In just a few weeks we will become aware of the much shorter nights and before we know it, it will be Spring once again, with temperatures rising and the blue skies once again full of cotton wool clouds.
All life is a cycle. At our lowest points we should remember that even in the harshest winters Spring and Summer will inevitably follow. Life is hard. At times, the worst imaginable things happen. Things that are outside our control. This feeling of hope is what we all need to look forward and find fragments of optimism, enough to let us believe things will get better.
Seeing Our Parents Pass Away
Over recent years, I have seen both my parents pass away with cancer. They received the diagnosis of cancer we all dread, duly followed by the even worst prognosis that it was late stage and inoperable. Being told they had less than 12 months to live, left them with little or no hope.
My father was in his 80s a devout Catholic, and a classic English gentleman with a stiff upper lip. He, a stoic to the end, showed no emotion at all. He had never been ill, and was advised to take paracetamol for the pain, asking me later if he should take two tablets rather than the one tablet he had been taking, as the pain grew worst. He died in hospital showing no real signs of pain or discomfort. The only sign, giving each of us (an oh so rare) farewell hug the day before he died.
My mother however, in contrast, in her mid-70s and agnostic, was deeply upset and found the doctor’s most feared message of cervical cancer hard to take. She was not ready for this at all and became desperately sad sinking into a deep black gloom. Not knowing what to do, my Dad took her to see her GP. Luckily for Mum her experienced GP, whom she had known for years, was able to give her a gift. The gift she gave was hope. “Mrs Scott” she said, “You are not old. I know many ladies much older than you, who have had similar cancer and they are doing fine. You may ave another 10 years or more.” Who knows whether or not this was true? It does not matter.
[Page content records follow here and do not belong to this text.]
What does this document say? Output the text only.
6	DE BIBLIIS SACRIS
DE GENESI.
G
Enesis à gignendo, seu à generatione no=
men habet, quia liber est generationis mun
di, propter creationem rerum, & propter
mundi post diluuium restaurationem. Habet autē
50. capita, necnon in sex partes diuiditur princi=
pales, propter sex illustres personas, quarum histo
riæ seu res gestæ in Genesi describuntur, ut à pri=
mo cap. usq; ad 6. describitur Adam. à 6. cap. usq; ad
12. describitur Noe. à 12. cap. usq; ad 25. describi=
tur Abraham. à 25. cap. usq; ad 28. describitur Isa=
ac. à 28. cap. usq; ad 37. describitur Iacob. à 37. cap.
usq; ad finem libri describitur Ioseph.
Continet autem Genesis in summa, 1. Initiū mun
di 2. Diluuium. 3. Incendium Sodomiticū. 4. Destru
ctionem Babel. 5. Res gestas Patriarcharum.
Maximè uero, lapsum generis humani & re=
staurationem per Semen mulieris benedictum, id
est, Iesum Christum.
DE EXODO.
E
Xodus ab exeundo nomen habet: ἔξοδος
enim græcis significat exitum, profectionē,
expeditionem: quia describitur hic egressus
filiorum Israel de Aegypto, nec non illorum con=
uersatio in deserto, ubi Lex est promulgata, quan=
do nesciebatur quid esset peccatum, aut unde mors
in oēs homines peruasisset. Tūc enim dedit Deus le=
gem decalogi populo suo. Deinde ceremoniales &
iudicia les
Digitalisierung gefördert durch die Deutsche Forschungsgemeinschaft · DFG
What did matter was that it was what my Mum desperately needed to hear. It was the slim hope she needed to keep going.
Finding Hope
We all know we are going to die. We just don’t know when. We will all grow older too. It is a bleak outlook. The human condition. Memento mori. All we can hope is that our death will not be too painful. We can hope that as we grow old, we will keep our health and remain surrounded by loved ones and amazing carers.
What is Hope?
In recent year academics have started to study hope. What is it? Can be it be learnt or is it inherited? What impact does it have on quality of life and life expectancy? Does it depend on a goal or achievable outcome? Or can it exist as a feeling in isolation? When all hope is gone, when we are in despair, is it possible to still feel hope?
(See for example http://hopeoptimism.com/ The Hope and Optimism initiative was a $5 million, four-year grant at Notre Dame, Cornell, and the University of Pennsylvania. The project explored the theoretical, empirical, and practical dimensions of hope, optimism, and related states. Here is a short video about it too https://vimeo.com/172490303)
Our Care Service
At Right at Home, when caring for our vulnerable clients, we often see them at their worst moments, as their health takes a down-turn, or they get the diagnosis they are dreading. Visits from our carers can be the highlight or the client’s day. Our carers – who are typically bubbly and smiling – can help lift the client’s mood and bring sunshine in what could otherwise be another dark lonely day.
Companionship is the most valuable part of our service. By giving our clients personal care and attention we can lift their spirits, help them feel valued and most of important of all that their life still matters. This fills a basic human need we all have – just the same as the need for air and water.
Palliative care is an important part of what we do. When clients are in their last days of life, there is always something we can do to help. Little things can make all the difference. We work hand-in-hand with the client’s GP, district nurses, as well as palliative team from local hospices who are ready and able to provide pain relief or short notice.
We will be keeping an idea on the outcome of the academic studies and whenever we can aim to give our clients the gift of hope in their darkest moments.